Protecting and Preserving Protest Dynamics for Responsible Analysis

arXiv cs.CV / 4/8/2026

💬 OpinionIdeas & Deep AnalysisModels & Research

Key Points

  • The paper highlights that AI-assisted analysis of protest social media data can enable surveillance, sensitive attribute inference, and cross-platform identity leakage, creating privacy risks for protesters and bystanders.
  • It argues that current automated protest-analysis methods lack an end-to-end pipeline that jointly addresses privacy risk assessment, downstream analytical utility, and fairness considerations.
  • The authors propose a responsible-computing framework that replaces sensitive protest imagery with well-labeled synthetic reproductions generated via conditional image synthesis to support collective-pattern analysis without exposing identifiable individuals.
  • Experiments show the synthetic imagery can be realistic and diverse while improving the privacy-risk profile and maintaining useful performance for downstream analysis.
  • The work evaluates demographic fairness in the synthetic data, checking whether generation introduces disproportionate effects on particular subgroups, while emphasizing that the approach is harm-mitigating rather than providing absolute privacy guarantees.

Abstract

Protest-related social media data are valuable for understanding collective action but inherently high-risk due to concerns surrounding surveillance, repression, and individual privacy.

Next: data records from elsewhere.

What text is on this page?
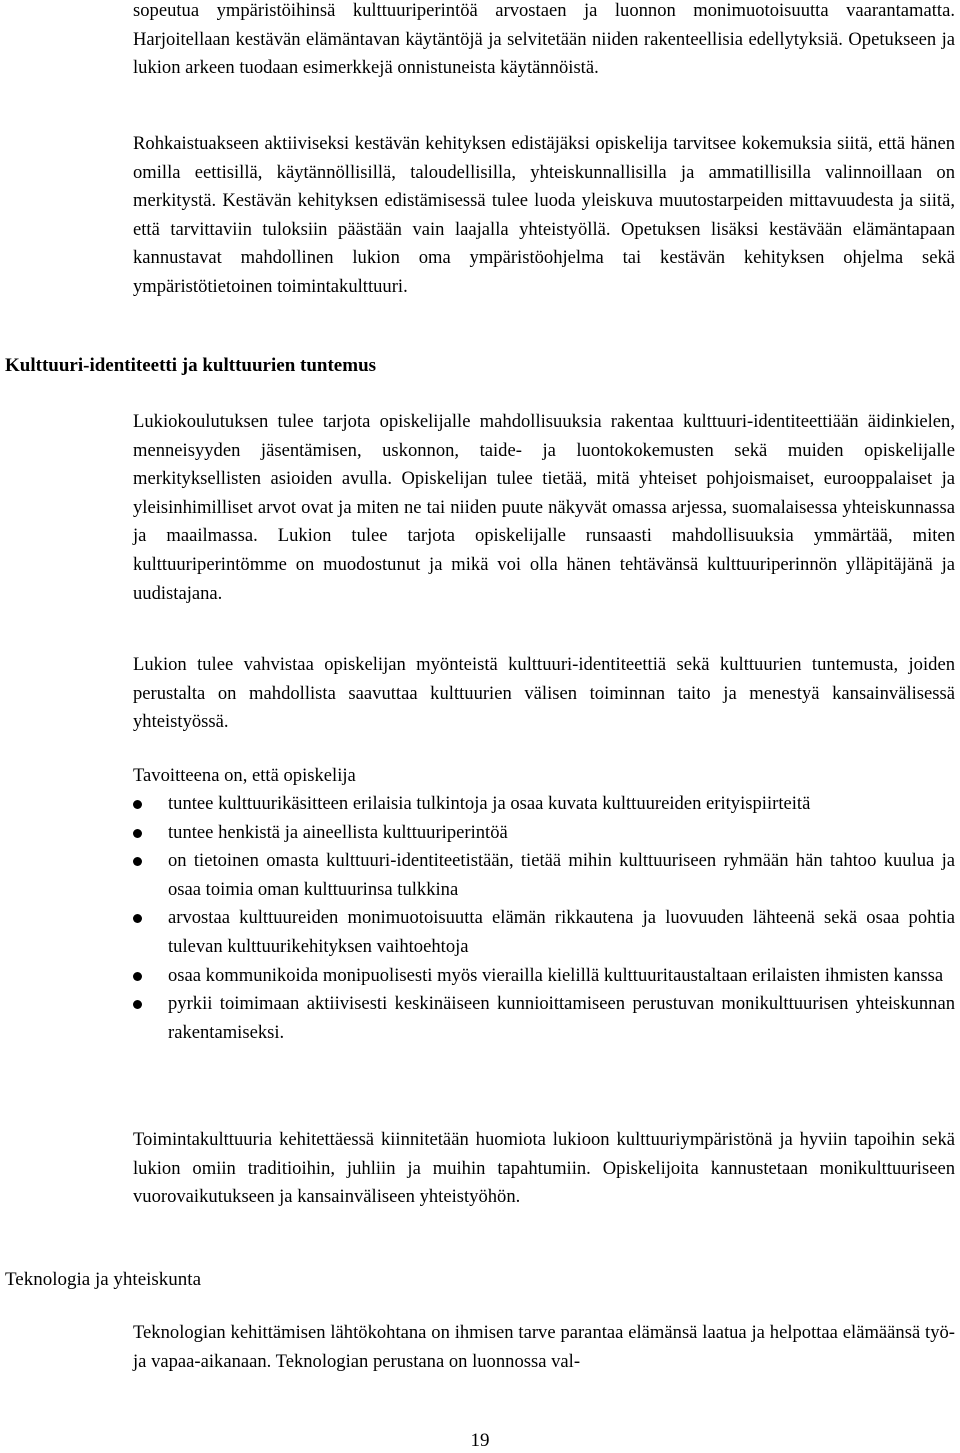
sopeutua ympäristöihinsä kulttuuriperintöä arvostaen ja luonnon monimuotoisuutta vaarantamatta. Harjoitellaan kestävän elämäntavan käytäntöjä ja selvitetään niiden rakenteellisia edellytyksiä. Opetukseen ja lukion arkeen tuodaan esimerkkejä onnistuneista käytännöistä.

Rohkaistuakseen aktiiviseksi kestävän kehityksen edistäjäksi opiskelija tarvitsee kokemuksia siitä, että hänen omilla eettisillä, käytännöllisillä, taloudellisilla, yhteiskunnallisilla ja ammatillisilla valinnoillaan on merkitystä. Kestävän kehityksen edistämisessä tulee luoda yleiskuva muutostarpeiden mittavuudesta ja siitä, että tarvittaviin tuloksiin päästään vain laajalla yhteistyöllä. Opetuksen lisäksi kestävään elämäntapaan kannustavat mahdollinen lukion oma ympäristöohjelma tai kestävän kehityksen ohjelma sekä ympäristötietoinen toimintakulttuuri.

Kulttuuri-identiteetti ja kulttuurien tuntemus

Lukiokoulutuksen tulee tarjota opiskelijalle mahdollisuuksia rakentaa kulttuuri-identiteettiään äidinkielen, menneisyyden jäsentämisen, uskonnon, taide- ja luontokokemusten sekä muiden opiskelijalle merkityksellisten asioiden avulla. Opiskelijan tulee tietää, mitä yhteiset pohjoismaiset, eurooppalaiset ja yleisinhimilliset arvot ovat ja miten ne tai niiden puute näkyvät omassa arjessa, suomalaisessa yhteiskunnassa ja maailmassa. Lukion tulee tarjota opiskelijalle runsaasti mahdollisuuksia ymmärtää, miten kulttuuriperintömme on muodostunut ja mikä voi olla hänen tehtävänsä kulttuuriperinnön ylläpitäjänä ja uudistajana.

Lukion tulee vahvistaa opiskelijan myönteistä kulttuuri-identiteettiä sekä kulttuurien tuntemusta, joiden perustalta on mahdollista saavuttaa kulttuurien välisen toiminnan taito ja menestyä kansainvälisessä yhteistyössä.

Tavoitteena on, että opiskelija

tuntee kulttuurikäsitteen erilaisia tulkintoja ja osaa kuvata kulttuureiden erityispiirteitä
tuntee henkistä ja aineellista kulttuuriperintöä
on tietoinen omasta kulttuuri-identiteetistään, tietää mihin kulttuuriseen ryhmään hän tahtoo kuulua ja osaa toimia oman kulttuurinsa tulkkina
arvostaa kulttuureiden monimuotoisuutta elämän rikkautena ja luovuuden lähteenä sekä osaa pohtia tulevan kulttuurikehityksen vaihtoehtoja
osaa kommunikoida monipuolisesti myös vierailla kielillä kulttuuritaustaltaan erilaisten ihmisten kanssa
pyrkii toimimaan aktiivisesti keskinäiseen kunnioittamiseen perustuvan monikulttuurisen yhteiskunnan rakentamiseksi.

Toimintakulttuuria kehitettäessä kiinnitetään huomiota lukioon kulttuuriympäristönä ja hyviin tapoihin sekä lukion omiin traditioihin, juhliin ja muihin tapahtumiin. Opiskelijoita kannustetaan monikulttuuriseen vuorovaikutukseen ja kansainväliseen yhteistyöhön.

Teknologia ja yhteiskunta

Teknologian kehittämisen lähtökohtana on ihmisen tarve parantaa elämänsä laatua ja helpottaa elämäänsä työ- ja vapaa-aikanaan. Teknologian perustana on luonnossa val-

19
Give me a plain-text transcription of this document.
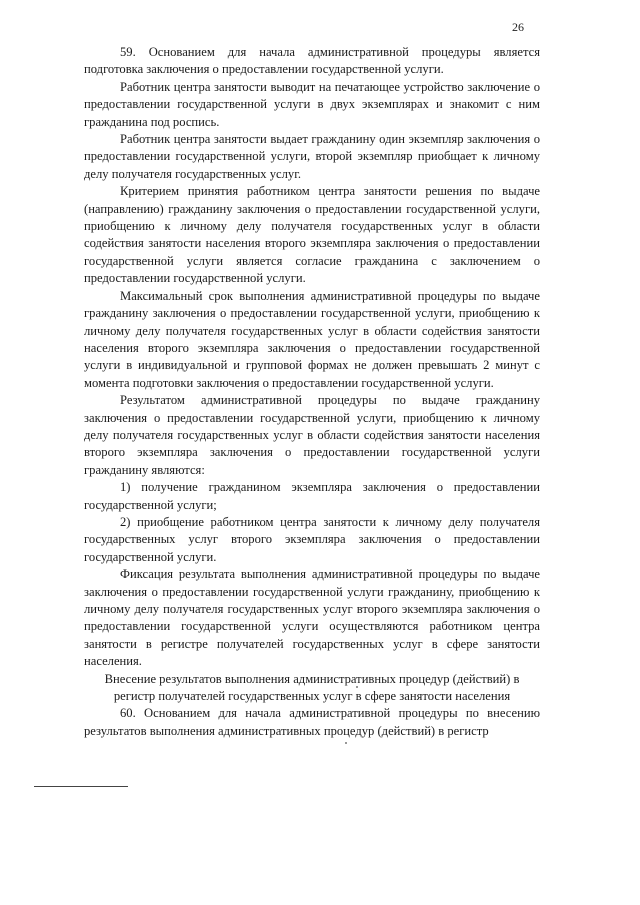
26

59. Основанием для начала административной процедуры является подготовка заключения о предоставлении государственной услуги.

Работник центра занятости выводит на печатающее устройство заключение о предоставлении государственной услуги в двух экземплярах и знакомит с ним гражданина под роспись.

Работник центра занятости выдает гражданину один экземпляр заключения о предоставлении государственной услуги, второй экземпляр приобщает к личному делу получателя государственных услуг.

Критерием принятия работником центра занятости решения по выдаче (направлению) гражданину заключения о предоставлении государственной услуги, приобщению к личному делу получателя государственных услуг в области содействия занятости населения второго экземпляра заключения о предоставлении государственной услуги является согласие гражданина с заключением о предоставлении государственной услуги.

Максимальный срок выполнения административной процедуры по выдаче гражданину заключения о предоставлении государственной услуги, приобщению к личному делу получателя государственных услуг в области содействия занятости населения второго экземпляра заключения о предоставлении государственной услуги в индивидуальной и групповой формах не должен превышать 2 минут с момента подготовки заключения о предоставлении государственной услуги.

Результатом административной процедуры по выдаче гражданину заключения о предоставлении государственной услуги, приобщению к личному делу получателя государственных услуг в области содействия занятости населения второго экземпляра заключения о предоставлении государственной услуги гражданину являются:

1) получение гражданином экземпляра заключения о предоставлении государственной услуги;

2) приобщение работником центра занятости к личному делу получателя государственных услуг второго экземпляра заключения о предоставлении государственной услуги.

Фиксация результата выполнения административной процедуры по выдаче заключения о предоставлении государственной услуги гражданину, приобщению к личному делу получателя государственных услуг второго экземпляра заключения о предоставлении государственной услуги осуществляются работником центра занятости в регистре получателей государственных услуг в сфере занятости населения.

Внесение результатов выполнения административных процедур (действий) в регистр получателей государственных услуг в сфере занятости населения

60. Основанием для начала административной процедуры по внесению результатов выполнения административных процедур (действий) в регистр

Contemporary AI systems can identify individuals, infer sensitive attributes, and cross-reference visual information across platforms, enabling surveillance that poses risks to protesters and bystanders. In such contexts, large foundation models trained on protest imagery risk memorizing and disclosing sensitive information, leading to cross-platform identity leakage and retroactive participant identification. Existing approaches to automated protest analysis do not provide a holistic pipeline that integrates privacy risk assessment, downstream analysis, and fairness considerations. To address this gap, we propose a responsible computing framework for analyzing collective protest dynamics while reducing risks to individual privacy. Our framework replaces sensitive protest imagery with well-labeled synthetic reproductions using conditional image synthesis, enabling analysis of collective patterns without direct exposure of identifiable individuals. We demonstrate that our approach produces realistic and diverse synthetic imagery while balancing downstream analytical utility with reductions in privacy risk. We further assess demographic fairness in the generated data, examining whether synthetic representations disproportionately affect specific subgroups. Rather than offering absolute privacy guarantees, our method adopts a pragmatic, harm-mitigating approach that enables socially sensitive analysis while acknowledging residual risks.